The trigger for that paper had been the Nixon shocks of August 1971. President Richard Nixon, without consulting any of America's allies, had taken the dollar off the gold standard, imposed a 10% surcharge on imports, and declared a 90-day wage and price freeze. Canada, which had assumed its preferential access to the American market was a feature of the architecture, discovered overnight that it was a privilege and a revocable one. Trudeau flew to Washington. He asked for an exemption.
He was refused. Asa McKercher, a political historian at the Brian Mulroney School of Government at Saint Francis Xavier University, put the parallel directly in remarks reported by Yahoo Finance in July of 2025. The Nixon shocks, he said, served as a reminder of how Canada was reliant on America in such a big way. And that gave rise to the idea that Canada should not rely so heavily on the United States anymore.

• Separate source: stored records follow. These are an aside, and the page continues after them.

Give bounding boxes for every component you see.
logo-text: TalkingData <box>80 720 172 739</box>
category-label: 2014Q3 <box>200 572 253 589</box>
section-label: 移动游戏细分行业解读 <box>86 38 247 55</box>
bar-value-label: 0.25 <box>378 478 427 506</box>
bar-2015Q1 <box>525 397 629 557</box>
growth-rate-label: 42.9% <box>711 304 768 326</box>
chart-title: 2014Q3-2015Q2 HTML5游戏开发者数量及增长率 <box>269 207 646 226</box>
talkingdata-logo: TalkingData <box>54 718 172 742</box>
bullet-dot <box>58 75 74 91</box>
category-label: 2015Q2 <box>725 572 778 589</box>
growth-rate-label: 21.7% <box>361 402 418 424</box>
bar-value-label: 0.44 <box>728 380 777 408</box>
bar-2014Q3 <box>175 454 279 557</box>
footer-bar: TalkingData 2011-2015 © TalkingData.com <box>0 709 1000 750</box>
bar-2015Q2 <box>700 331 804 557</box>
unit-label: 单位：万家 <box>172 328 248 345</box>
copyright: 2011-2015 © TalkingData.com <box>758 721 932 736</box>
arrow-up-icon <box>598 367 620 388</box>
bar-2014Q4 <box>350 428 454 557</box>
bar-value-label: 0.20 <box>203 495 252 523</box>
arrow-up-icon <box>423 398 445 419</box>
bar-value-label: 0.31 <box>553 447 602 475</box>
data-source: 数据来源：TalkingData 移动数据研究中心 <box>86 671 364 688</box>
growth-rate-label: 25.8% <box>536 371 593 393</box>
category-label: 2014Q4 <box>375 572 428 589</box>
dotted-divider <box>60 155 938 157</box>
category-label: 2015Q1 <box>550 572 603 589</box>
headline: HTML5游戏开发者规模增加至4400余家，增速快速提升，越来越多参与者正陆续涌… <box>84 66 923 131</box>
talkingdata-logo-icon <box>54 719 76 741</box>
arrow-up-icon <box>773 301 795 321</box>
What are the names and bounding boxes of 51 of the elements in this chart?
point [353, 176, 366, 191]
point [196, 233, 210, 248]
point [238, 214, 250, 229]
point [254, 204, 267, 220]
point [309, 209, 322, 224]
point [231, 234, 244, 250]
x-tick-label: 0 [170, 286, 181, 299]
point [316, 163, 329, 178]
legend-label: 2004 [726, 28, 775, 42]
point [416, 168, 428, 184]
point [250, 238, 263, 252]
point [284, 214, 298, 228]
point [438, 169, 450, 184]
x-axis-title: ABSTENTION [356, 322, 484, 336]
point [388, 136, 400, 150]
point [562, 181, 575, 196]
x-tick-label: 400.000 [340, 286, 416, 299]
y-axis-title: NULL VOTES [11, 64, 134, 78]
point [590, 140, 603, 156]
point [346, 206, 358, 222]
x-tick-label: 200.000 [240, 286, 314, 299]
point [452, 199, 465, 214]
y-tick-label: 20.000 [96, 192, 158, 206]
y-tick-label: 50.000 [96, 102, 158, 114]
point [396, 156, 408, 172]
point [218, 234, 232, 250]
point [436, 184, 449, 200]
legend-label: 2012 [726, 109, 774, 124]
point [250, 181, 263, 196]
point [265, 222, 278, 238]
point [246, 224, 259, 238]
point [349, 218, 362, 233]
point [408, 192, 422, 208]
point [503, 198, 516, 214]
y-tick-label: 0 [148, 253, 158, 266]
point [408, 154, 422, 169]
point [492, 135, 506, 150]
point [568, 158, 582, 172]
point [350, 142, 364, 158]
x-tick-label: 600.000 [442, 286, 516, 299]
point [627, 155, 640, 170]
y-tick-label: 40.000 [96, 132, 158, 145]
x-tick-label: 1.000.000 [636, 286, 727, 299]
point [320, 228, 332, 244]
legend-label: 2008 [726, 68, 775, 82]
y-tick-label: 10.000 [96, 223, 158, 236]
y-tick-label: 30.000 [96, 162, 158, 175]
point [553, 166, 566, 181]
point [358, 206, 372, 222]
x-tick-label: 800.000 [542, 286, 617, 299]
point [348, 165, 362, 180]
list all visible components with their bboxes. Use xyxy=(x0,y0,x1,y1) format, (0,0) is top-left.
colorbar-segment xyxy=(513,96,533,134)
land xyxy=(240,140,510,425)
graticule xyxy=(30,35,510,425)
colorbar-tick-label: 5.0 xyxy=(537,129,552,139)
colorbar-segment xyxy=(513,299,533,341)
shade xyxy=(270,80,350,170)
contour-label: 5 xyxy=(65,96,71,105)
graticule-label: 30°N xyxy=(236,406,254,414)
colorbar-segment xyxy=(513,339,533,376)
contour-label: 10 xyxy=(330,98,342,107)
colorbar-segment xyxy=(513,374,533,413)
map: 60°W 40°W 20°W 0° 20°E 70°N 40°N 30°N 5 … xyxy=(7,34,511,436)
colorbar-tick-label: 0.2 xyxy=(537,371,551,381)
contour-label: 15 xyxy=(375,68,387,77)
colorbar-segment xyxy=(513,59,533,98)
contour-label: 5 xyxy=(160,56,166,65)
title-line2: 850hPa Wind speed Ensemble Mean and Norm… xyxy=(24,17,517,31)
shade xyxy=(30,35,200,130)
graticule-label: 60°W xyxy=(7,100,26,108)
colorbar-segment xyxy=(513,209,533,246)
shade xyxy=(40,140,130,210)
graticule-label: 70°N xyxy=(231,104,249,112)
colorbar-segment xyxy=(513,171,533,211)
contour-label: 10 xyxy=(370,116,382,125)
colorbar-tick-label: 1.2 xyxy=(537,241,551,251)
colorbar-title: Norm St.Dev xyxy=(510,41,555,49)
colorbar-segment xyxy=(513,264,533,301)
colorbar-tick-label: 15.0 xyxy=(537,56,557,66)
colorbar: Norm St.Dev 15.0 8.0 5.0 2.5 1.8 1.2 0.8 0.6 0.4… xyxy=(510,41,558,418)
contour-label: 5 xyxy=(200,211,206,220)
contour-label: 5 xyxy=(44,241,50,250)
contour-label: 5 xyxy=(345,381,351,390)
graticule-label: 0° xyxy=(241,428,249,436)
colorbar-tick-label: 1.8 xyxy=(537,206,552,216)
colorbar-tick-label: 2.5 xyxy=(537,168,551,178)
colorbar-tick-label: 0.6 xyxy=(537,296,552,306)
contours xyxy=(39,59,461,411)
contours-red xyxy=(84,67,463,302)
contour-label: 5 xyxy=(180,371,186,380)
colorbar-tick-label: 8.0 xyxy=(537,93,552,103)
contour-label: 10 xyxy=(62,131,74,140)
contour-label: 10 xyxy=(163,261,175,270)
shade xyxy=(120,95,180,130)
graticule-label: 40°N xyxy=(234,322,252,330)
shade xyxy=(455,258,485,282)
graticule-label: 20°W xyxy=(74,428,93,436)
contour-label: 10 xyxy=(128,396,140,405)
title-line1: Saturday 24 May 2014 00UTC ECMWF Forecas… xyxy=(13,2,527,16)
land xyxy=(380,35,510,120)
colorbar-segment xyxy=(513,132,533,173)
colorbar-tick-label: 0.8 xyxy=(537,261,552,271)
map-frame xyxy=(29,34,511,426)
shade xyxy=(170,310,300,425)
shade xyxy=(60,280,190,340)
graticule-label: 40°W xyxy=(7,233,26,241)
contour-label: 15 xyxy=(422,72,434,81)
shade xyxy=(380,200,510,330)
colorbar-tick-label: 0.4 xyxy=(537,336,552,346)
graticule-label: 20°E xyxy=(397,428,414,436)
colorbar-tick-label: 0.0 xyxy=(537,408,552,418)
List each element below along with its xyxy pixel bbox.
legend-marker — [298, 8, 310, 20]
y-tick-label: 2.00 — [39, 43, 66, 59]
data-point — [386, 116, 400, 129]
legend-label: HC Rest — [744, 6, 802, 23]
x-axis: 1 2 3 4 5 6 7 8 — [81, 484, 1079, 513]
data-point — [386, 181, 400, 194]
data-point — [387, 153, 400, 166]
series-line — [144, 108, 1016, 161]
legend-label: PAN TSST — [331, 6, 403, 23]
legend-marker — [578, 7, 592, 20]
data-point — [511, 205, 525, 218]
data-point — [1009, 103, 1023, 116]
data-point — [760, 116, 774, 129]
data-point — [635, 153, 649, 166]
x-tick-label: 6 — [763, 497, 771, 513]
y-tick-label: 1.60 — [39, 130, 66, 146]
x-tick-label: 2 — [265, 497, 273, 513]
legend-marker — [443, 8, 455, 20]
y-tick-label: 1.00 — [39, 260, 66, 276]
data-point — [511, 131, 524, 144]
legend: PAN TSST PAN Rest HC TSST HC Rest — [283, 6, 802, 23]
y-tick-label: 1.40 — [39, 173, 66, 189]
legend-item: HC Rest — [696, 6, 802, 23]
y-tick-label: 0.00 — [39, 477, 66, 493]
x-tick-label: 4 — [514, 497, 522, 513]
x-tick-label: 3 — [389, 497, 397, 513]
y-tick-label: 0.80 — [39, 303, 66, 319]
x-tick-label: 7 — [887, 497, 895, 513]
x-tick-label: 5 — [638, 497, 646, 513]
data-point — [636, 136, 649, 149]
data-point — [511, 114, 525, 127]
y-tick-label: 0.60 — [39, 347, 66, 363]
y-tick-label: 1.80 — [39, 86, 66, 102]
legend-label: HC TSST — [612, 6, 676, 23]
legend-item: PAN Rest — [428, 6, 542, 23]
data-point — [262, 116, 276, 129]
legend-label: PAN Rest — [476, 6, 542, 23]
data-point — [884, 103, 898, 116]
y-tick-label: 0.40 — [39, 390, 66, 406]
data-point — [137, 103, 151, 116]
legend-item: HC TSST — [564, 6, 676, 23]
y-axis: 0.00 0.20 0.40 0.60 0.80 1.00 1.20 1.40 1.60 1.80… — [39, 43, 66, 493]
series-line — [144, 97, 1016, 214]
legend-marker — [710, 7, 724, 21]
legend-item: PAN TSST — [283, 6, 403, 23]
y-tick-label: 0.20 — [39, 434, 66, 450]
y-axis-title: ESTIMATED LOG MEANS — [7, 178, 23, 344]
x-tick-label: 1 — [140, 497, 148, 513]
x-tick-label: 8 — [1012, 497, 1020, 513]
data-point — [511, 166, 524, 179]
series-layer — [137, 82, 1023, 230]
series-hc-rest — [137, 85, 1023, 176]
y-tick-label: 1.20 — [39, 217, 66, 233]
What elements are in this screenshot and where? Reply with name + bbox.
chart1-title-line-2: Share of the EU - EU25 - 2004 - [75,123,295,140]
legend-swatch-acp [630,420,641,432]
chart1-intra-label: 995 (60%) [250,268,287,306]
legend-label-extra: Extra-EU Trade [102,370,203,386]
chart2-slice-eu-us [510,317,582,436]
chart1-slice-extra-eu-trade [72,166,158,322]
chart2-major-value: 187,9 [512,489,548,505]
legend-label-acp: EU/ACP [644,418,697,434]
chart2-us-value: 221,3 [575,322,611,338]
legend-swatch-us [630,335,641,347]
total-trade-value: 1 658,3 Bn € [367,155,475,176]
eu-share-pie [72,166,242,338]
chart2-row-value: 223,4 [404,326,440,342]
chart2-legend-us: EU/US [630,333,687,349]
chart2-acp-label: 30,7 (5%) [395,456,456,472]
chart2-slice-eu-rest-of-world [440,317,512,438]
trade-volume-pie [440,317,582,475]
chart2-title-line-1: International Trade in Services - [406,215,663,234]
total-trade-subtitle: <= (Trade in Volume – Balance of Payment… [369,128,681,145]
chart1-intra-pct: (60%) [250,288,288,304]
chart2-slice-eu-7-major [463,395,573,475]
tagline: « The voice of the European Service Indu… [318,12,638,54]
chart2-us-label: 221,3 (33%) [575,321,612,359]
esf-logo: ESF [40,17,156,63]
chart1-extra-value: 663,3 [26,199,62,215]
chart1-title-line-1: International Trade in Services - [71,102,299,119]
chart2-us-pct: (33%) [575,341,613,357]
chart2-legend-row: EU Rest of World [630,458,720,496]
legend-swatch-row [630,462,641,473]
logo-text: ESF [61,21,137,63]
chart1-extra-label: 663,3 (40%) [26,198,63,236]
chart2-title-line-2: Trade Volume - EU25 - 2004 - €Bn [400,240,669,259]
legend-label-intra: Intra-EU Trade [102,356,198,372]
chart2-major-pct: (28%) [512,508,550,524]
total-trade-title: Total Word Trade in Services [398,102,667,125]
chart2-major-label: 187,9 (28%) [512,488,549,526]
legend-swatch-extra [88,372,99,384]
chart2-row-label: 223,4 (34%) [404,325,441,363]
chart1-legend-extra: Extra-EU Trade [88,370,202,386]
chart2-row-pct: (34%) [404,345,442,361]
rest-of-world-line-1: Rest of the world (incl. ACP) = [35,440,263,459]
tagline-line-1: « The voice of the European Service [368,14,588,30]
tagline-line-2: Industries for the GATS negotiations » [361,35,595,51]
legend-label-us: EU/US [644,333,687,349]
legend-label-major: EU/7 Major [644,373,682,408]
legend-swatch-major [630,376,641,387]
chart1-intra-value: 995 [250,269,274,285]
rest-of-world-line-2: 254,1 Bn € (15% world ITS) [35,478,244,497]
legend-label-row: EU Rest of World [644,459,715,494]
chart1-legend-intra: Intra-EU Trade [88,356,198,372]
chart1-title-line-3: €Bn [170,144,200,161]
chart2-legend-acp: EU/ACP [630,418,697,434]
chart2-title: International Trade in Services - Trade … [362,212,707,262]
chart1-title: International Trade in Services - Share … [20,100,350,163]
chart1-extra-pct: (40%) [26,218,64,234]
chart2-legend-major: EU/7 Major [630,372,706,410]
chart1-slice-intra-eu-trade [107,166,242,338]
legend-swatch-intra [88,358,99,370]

That is McKercher's framing of the historical record. The pattern he is pointing to is not coincidence. It is mechanism. The third option in its 1970s version failed. The share of Canadian exports going to the United States never dropped below 65% through the decade. By the early 1980s, it was back above 70.
The geography was too strong. The infrastructure pointed the wrong way.
Canada had no pipeline to its own Pacific coast capable of moving meaningful volumes of crude. Its rail did not run east-west the way its commerce did. Mulroney came in, reversed Sharp's policy, and signed the Canada-US Free Trade Agreement in 1988. By 1994, NAFTA had cemented the continental economy.